Le sonnet illustré par Eugène Auger.

Sonnet[modifier | modifier le code]

« Mon âme a son secret, ma vie a son mystère :
Un amour éternel en un moment conçu.
Le mal est sans espoir, aussi j'ai dû le taire,
Et celle qui l'a fait n'en a jamais rien su.

Hélas ! j'aurai passé près d'elle inaperçu,
Toujours à ses côtés, et pourtant solitaire,
Et j'aurai jusqu'au bout fait mon temps sur la terre,
N'osant rien demander et n'ayant rien reçu.
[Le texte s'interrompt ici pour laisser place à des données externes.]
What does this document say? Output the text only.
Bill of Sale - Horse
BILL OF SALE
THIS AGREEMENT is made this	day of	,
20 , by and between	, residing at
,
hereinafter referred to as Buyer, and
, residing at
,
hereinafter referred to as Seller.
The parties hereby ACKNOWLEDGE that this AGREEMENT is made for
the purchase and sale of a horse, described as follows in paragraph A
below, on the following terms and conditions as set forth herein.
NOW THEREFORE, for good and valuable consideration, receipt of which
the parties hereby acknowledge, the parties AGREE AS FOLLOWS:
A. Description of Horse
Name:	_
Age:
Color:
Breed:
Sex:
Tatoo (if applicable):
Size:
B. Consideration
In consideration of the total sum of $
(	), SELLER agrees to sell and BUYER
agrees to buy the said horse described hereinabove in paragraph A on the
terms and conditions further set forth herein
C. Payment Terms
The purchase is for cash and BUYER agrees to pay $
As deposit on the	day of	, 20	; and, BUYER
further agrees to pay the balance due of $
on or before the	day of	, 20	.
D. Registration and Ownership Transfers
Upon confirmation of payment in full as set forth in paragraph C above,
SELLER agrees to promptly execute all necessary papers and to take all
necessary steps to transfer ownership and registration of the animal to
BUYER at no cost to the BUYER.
Pour elle, quoique Dieu l'ait faite douce et tendre,
Elle ira son chemin, distraite, et sans entendre
Ce murmure d'amour élevé sur ses pas ;

À l'austère devoir pieusement fidèle,
Elle dira, lisant ces vers tout remplis d'elle :
« Quelle est donc cette femme ? » et ne comprendra pas. »

Historique[modifier | modifier le code]

Félix Arvers était reçu aux soirées de l'Arsenal organisées par Charles Nodier, et c'est sur le cahier de sa fille Marie, devenue madame Mennessier, qu'il écrivit les quatorze vers qui devaient assurer sa gloire.

Le mystère de la dédicataire[modifier | modifier le code]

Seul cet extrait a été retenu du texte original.